Two Days One NightTelluride Film Festival

In 1999, Jean-Pierre and Luc Dardenne arrived on the world stage of cinema in a big way with “Rosetta,” a film that won them the Palme d’Or at Cannes as well as global renown.  That story, which they both wrote and directed, followed its eponymous 17-year-old protagonist as she battles for self-survival in an unfeeling Belgian capitalist system.  In spite of all the setbacks she faces, however, Rosetta always summons the strength from within to get back on her feet and scrounge around again for a job.

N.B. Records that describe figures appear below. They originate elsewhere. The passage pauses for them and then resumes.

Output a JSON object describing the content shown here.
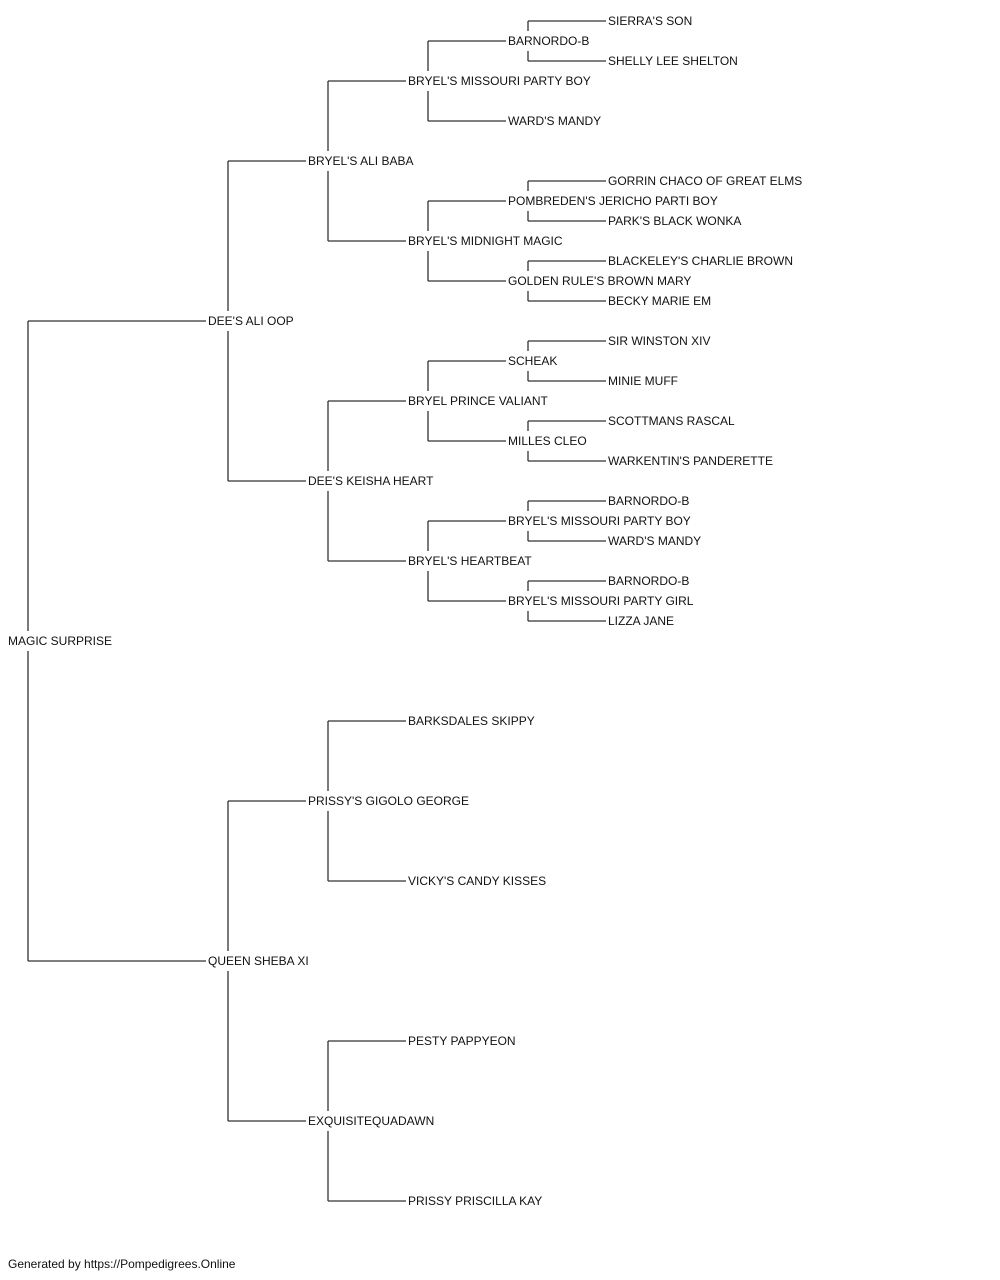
{
  "pedigree": {
    "name": "MAGIC SURPRISE",
    "sire": {
      "name": "DEE'S ALI OOP",
      "sire": {
        "name": "BRYEL'S ALI BABA",
        "sire": {
          "name": "BRYEL'S MISSOURI PARTY BOY",
          "sire": {
            "name": "BARNORDO-B",
            "sire": {
              "name": "SIERRA'S SON"
            },
            "dam": {
              "name": "SHELLY LEE SHELTON"
            }
          },
          "dam": {
            "name": "WARD'S MANDY"
          }
        },
        "dam": {
          "name": "BRYEL'S MIDNIGHT MAGIC",
          "sire": {
            "name": "POMBREDEN'S JERICHO PARTI BOY",
            "sire": {
              "name": "GORRIN CHACO OF GREAT ELMS"
            },
            "dam": {
              "name": "PARK'S BLACK WONKA"
            }
          },
          "dam": {
            "name": "GOLDEN RULE'S BROWN MARY",
            "sire": {
              "name": "BLACKELEY'S CHARLIE BROWN"
            },
            "dam": {
              "name": "BECKY MARIE EM"
            }
          }
        }
      },
      "dam": {
        "name": "DEE'S KEISHA HEART",
        "sire": {
          "name": "BRYEL PRINCE VALIANT",
          "sire": {
            "name": "SCHEAK",
            "sire": {
              "name": "SIR WINSTON XIV"
            },
            "dam": {
              "name": "MINIE MUFF"
            }
          },
          "dam": {
            "name": "MILLES CLEO",
            "sire": {
              "name": "SCOTTMANS RASCAL"
            },
            "dam": {
              "name": "WARKENTIN'S PANDERETTE"
            }
          }
        },
        "dam": {
          "name": "BRYEL'S HEARTBEAT",
          "sire": {
            "name": "BRYEL'S MISSOURI PARTY BOY",
            "sire": {
              "name": "BARNORDO-B"
            },
            "dam": {
              "name": "WARD'S MANDY"
            }
          },
          "dam": {
            "name": "BRYEL'S MISSOURI PARTY GIRL",
            "sire": {
              "name": "BARNORDO-B"
            },
            "dam": {
              "name": "LIZZA JANE"
            }
          }
        }
      }
    },
    "dam": {
      "name": "QUEEN SHEBA XI",
      "sire": {
        "name": "PRISSY'S GIGOLO GEORGE",
        "sire": {
          "name": "BARKSDALES SKIPPY"
        },
        "dam": {
          "name": "VICKY'S CANDY KISSES"
        }
      },
      "dam": {
        "name": "EXQUISITEQUADAWN",
        "sire": {
          "name": "PESTY PAPPYEON"
        },
        "dam": {
          "name": "PRISSY PRISCILLA KAY"
        }
      }
    }
  },
  "footer": "Generated by https://Pompedigrees.Online"
}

Two Days, One Night” arrives from the brothers 15 years later, who once again take an out-of-work female as their subject.  Marion Cotillard stars in the film as Sandra, a struggling factory worker who learns she has one weekend to convince 16 coworkers to relinquish a bonus in order for her to stay on the company’s payroll.  Such a daunting task would seemingly shock anyone out of lethargy and into tenacious survival mode.

Yet when the Dardennes first introduce Sandra, she lies motionless on her side and is content to simply let an important phone call ring until it gets forwarded to voicemail.  Throughout the film, Sandra appears to believe that going to fight for her job is a futile waste of her time and energy.  Most of the push to continue the journey, in fact, comes from her rather saintly husband, Manu (Fabrizio Rongione).

Much of Sandra’s lack of confidence is explainable by her personal struggles with depression (that might be a generalized description of the specific condition afflicting her, which seemed to resemble bipolar disorder).  To focus solely on the personal, however, diminishes a whole world of social commentary in “Two Days, One Night.”  This is the second time that the Dardennes have placed the imminent possibility of joblessness in front of their central character, and the response that follows has shifted from powerful pugnacity to alarming apathy.